Every student at Calabasas High understands the struggle of the dreaded off-campus line. What’s supposed to be a short break from school, a privilege, turns into a battle of patience, time, and sometimes even elbows. With only 37 minutes of lunch, students are left wasting time stuck in a poorly managed system that feels more like airport security than a school campus.
The management of these lines is disorganized. Usually, students are able to exit through multiple points on campus: the H-Building hallway, the senior trail, and the most difficult of all, the front gate. Each has an average of two staff members scanning IDs and monitoring exits. But lately, the trail and H-Building have been lacking consistency when it comes to being open.
“The H-Building and senior trail will be unavailable as an exit for lunch today,” echoes over the loudspeakers on campus.
Hundreds of students funnel through the front gate. The “line” is hardly a line, with ten feet of fencing intended to keep students in organized sections, accompanied by the chaos of kids pouring in from the sides. Staff members equipped with iPads scan student IDs one at a time, making sure the rectangular pieces of plastic are aligned properly with the displayed grid. Last year, the process was faster with Five Star, an app that lets students check out using their phones. But with the school’s new restrictions, being unable to use phones from the minute the 1st period bell rings to the 7th period, we’ve been pushed back to plastic IDs, creating a jam that is painfully slow. What used to take a few minutes now eats up nearly a third of students’ lunch. Students across grade levels shared the same complaints.

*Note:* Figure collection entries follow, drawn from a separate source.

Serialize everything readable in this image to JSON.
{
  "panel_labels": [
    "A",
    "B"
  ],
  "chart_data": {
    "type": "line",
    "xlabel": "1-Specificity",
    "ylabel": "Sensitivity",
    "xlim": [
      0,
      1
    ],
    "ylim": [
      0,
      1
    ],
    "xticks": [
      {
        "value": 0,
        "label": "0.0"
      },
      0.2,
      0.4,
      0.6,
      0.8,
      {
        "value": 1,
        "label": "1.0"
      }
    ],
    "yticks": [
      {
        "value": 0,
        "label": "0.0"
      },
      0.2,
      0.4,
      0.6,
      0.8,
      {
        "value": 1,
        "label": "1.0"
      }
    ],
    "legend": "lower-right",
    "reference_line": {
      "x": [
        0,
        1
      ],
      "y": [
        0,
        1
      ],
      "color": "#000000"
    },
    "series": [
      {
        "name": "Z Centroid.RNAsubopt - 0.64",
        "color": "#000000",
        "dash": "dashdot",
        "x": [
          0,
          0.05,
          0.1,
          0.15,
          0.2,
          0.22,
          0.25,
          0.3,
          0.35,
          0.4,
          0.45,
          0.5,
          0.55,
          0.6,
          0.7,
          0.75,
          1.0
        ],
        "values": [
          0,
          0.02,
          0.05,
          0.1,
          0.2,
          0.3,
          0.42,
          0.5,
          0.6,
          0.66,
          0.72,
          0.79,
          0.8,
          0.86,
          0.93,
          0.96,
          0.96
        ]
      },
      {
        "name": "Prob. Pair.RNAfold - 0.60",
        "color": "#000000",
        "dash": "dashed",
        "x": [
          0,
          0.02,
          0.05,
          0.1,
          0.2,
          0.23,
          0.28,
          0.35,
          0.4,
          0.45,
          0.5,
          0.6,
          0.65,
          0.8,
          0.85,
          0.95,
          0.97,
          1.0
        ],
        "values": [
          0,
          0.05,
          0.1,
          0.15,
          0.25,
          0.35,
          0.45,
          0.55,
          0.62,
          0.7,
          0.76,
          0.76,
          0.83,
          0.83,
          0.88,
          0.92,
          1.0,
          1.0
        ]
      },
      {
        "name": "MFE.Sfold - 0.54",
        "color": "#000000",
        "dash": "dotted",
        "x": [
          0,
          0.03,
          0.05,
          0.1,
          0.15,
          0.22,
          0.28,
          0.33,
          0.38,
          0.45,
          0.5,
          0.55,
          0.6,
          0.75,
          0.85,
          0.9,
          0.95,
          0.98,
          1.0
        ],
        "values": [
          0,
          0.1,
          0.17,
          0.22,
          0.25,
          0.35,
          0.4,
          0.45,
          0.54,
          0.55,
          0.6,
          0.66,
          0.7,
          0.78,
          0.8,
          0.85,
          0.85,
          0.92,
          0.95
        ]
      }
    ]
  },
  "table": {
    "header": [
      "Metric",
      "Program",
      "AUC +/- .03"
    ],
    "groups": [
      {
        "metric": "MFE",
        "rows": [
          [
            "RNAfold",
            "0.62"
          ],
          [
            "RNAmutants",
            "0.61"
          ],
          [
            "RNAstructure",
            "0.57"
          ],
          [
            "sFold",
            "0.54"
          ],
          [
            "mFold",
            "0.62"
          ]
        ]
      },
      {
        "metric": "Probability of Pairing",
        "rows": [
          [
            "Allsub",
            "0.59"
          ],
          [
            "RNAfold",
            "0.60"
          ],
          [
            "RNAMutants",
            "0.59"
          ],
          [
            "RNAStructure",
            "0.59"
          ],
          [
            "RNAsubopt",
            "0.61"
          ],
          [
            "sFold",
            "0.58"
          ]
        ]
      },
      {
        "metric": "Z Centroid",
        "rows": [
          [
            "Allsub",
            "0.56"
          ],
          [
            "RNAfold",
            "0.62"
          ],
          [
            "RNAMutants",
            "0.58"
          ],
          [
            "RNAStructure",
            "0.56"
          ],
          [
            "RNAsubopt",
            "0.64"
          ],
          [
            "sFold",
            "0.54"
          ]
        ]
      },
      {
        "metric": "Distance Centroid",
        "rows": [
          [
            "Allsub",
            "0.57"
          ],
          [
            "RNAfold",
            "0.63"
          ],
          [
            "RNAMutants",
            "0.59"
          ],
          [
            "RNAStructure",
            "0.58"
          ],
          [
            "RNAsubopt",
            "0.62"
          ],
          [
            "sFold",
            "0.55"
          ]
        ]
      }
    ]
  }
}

“I definitely see other schools going through, in and out,” says junior CHS student Charlie Hakimi. “Long lines take away from our personal time, which is not fair towards the students. The staff needs to work harder to get everybody out.”
Hakimi added that “switching to a new system” would improve the process.
Seniors, who should be enjoying their final year with off-campus privileges, are also fed up.
“These lines take out 10 minutes of lunch,” says senior Sophia Campanella. “There’s people shoving, there’s no organization, and it’s just really frustrating. Yesterday, they only had one exit, and it was so insane.”
Interestingly enough, staff see the problem from another angle. Tatiana Garcia, who checks students out during lunch, says students make the problem even worse.
“One of my biggest challenges is managing the manner in which kids exit. Sometimes students are impatient and will push,” said Garcia.
She also acknowledged that the setup plays a role:
“It’s usually the way we set up at lunch, the barricades that slow students. But even then, they push right past. Some even pick up the whole barricade. Maybe if we had more staff to reinforce them properly, things would be different,” said Garcia.
The problem is clear: the system doesn’t work. Students have 37 minutes to get from class to the gate, then walk 5 minutes or so to the senior lot or nearby streets where their cars are parked, drive to Gelson’s or Elco, order food, eat, and return on time. With the current system, it’s nearly impossible. Solutions aren’t complicated. Keep the exits open consistently, or consider assigning more staff to speed up the process and keep order. Students deserve a break in the middle of their day that doesn’t feel like an endurance test. The off-campus line shouldn’t be a war zone. It should be what it was intended to be, a privilege that gives students a breather, not a burden that steals it away.